For those who are relatively new to using technical analysis, another positive step you can take is try to keep things relatively simple. For example, many traders will start by aiming to master one candlestick pattern or chart pattern and then build upon that. Eventually, they will build up more potential setups based upon other patterns or indicators and test them to see what works and what does not.
Finally, technical analysis can be useful in another way. Let’s say you are considering entering a long trade based upon a bullish candlestick pattern, but you feel unsure about it as the pattern does not look optimally strong. A solution might be to have a policy of only entering a long trade when, say, the RSI indicator has a 20-period reading greater than 50. Although it makes slight difference whether the RSI is 49.9 or 50.1, having a cut-off point that helps you make decisions more quickly can be extremely helpful.

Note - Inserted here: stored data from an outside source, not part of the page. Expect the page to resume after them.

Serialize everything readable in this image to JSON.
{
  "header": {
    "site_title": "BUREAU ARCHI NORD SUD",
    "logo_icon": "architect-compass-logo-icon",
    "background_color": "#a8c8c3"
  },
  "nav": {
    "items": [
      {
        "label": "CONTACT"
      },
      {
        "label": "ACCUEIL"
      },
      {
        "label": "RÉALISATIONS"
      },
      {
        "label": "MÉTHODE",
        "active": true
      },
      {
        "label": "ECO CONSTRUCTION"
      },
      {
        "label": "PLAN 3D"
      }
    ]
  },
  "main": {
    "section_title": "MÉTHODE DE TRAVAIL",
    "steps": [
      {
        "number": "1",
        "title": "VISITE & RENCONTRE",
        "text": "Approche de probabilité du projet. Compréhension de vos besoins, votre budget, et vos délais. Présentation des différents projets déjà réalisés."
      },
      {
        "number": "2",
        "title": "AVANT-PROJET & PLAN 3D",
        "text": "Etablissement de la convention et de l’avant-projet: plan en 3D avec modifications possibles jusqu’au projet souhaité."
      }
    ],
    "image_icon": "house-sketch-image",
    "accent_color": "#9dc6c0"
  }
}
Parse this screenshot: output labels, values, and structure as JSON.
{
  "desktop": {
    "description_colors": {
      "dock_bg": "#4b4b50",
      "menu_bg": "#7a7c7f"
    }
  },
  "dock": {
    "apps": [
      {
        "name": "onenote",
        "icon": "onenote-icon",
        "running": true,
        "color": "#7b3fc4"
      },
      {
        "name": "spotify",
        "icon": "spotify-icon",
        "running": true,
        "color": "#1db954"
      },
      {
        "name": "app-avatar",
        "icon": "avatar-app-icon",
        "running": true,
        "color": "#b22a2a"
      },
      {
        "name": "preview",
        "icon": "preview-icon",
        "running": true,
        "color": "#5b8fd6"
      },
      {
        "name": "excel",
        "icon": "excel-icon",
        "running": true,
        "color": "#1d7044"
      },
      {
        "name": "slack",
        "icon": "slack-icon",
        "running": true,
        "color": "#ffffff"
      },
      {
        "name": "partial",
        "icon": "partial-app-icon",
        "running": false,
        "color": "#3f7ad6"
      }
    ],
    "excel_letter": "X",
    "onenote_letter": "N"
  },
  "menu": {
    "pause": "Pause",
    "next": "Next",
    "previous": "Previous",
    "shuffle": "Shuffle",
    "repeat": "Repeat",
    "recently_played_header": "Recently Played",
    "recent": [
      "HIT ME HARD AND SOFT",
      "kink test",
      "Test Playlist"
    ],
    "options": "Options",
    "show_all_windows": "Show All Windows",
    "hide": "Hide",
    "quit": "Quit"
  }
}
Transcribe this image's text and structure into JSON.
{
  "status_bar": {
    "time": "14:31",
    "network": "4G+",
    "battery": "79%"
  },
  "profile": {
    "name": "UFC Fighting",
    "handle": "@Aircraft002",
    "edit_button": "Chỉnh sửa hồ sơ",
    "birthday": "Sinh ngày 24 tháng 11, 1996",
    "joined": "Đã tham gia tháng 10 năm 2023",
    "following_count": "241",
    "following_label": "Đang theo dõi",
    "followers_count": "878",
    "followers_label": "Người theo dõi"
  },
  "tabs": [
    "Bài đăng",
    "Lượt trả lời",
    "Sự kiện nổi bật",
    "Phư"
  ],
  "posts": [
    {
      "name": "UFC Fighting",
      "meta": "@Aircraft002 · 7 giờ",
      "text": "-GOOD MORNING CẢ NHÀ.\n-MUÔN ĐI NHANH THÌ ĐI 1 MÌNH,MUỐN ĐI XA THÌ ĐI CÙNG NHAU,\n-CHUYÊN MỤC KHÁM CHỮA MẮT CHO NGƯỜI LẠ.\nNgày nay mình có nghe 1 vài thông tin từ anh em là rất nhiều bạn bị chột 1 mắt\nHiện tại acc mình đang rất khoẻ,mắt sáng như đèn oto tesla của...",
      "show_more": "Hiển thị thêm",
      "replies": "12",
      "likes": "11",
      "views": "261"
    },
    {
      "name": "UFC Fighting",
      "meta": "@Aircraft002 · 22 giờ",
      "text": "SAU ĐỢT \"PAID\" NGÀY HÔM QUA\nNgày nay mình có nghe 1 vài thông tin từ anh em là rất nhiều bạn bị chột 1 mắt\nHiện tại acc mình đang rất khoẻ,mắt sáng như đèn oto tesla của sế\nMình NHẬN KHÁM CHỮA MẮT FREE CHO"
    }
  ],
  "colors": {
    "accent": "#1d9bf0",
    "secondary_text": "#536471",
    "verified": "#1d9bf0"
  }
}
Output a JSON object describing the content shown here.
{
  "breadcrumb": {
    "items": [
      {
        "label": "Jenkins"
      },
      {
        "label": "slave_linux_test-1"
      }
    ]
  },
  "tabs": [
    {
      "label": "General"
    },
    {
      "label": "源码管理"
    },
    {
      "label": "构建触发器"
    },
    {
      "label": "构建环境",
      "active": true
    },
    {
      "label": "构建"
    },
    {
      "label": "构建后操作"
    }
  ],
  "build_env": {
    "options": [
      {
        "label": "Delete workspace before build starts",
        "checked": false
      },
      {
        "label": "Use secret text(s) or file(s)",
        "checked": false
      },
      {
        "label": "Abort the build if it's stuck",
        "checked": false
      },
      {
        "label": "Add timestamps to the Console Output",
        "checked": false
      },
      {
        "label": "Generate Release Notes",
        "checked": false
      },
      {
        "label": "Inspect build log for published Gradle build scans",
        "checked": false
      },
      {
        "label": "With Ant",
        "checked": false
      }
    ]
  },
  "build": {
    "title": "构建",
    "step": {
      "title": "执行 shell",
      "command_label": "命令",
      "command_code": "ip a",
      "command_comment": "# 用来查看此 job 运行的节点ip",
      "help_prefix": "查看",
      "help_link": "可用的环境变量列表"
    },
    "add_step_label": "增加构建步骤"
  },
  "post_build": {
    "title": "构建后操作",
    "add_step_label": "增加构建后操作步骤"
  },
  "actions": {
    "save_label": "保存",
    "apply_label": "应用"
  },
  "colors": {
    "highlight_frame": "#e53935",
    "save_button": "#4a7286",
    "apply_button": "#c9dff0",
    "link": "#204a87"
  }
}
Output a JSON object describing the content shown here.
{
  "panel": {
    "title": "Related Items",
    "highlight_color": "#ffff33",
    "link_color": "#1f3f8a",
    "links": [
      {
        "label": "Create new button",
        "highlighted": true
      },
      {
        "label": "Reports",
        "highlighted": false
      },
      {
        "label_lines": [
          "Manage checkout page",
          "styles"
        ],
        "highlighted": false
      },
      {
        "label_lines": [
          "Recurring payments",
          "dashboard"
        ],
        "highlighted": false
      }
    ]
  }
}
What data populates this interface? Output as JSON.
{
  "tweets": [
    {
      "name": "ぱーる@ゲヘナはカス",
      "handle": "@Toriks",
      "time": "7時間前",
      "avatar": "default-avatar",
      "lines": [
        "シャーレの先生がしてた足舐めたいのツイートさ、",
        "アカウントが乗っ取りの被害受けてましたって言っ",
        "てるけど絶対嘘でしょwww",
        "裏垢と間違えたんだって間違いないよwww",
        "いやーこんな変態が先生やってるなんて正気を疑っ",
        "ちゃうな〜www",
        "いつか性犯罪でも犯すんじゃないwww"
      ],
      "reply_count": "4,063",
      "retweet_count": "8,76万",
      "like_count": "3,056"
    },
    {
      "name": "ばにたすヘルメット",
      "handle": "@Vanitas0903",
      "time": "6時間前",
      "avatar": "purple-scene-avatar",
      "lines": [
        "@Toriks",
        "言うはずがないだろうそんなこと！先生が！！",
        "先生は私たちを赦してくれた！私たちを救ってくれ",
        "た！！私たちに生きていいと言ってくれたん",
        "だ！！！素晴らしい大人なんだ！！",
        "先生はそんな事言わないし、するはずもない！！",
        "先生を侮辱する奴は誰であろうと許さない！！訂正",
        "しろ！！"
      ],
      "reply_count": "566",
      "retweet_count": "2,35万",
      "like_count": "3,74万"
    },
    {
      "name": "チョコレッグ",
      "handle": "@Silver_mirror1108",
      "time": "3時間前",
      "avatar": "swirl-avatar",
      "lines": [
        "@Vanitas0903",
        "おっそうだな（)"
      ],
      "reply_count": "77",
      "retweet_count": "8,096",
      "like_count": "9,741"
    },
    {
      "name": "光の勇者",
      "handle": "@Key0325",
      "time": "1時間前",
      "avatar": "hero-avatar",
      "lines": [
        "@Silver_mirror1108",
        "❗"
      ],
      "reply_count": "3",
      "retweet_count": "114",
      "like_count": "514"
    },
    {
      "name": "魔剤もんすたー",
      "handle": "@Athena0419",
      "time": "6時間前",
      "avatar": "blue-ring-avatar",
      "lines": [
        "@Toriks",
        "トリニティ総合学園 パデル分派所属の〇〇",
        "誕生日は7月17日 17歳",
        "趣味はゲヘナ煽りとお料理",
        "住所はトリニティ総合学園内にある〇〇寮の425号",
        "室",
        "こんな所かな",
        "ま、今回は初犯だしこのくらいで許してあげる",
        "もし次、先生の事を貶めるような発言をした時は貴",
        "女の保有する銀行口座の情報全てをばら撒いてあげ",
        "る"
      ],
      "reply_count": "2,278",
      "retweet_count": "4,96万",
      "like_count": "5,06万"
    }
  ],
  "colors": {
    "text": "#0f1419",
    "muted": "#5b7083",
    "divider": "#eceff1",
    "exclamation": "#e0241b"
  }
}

Whatever strategy you use, it is important to stick to it and to use sound money management methods. If your strategy has a positive expectancy, you will very likely make money over the long term.
Can you use technical analysis in Forex?
Technical analysis can be applied to any market, including Forex. The Forex markets tend to be very technically driven, so therefore it makes sense to use it when trading currency pairs.
What are the 3 types of analysis in Forex?
The three types of analysis used in Forex are technical analysis, fundamental analysis, and sentiment analysis. Technical analysis is the measurement of price action, fundamental analysis is the measurement of economic factors, and sentiment analysis is an attempt to measure how traders feel about specific currencies.
Which technical analysis is best for Forex trading?
There are several types of technical analysis you can apply to the Forex markets, all of which have specific strengths and weaknesses. However, the best type of technical analysis for a trader will consider their psychology, risk tolerance, and ability to recognize the attitude of the market. There is no “one-size-fits-all” type of technical analysis, so testing systems and indicators that you are interested in and seeing how it works is the only way to find your best path.
What is technical analysis in Forex?
Technical analysis in the Forex market is a study of the movement of currency pairs based on historical price and volume movements and patterns. The realm of technical analysis also includes trend analysis, mean reversion, and various indicators. The basic idea behind technical analysis is that it allows you to predict the next likely price movement based only upon historical prices.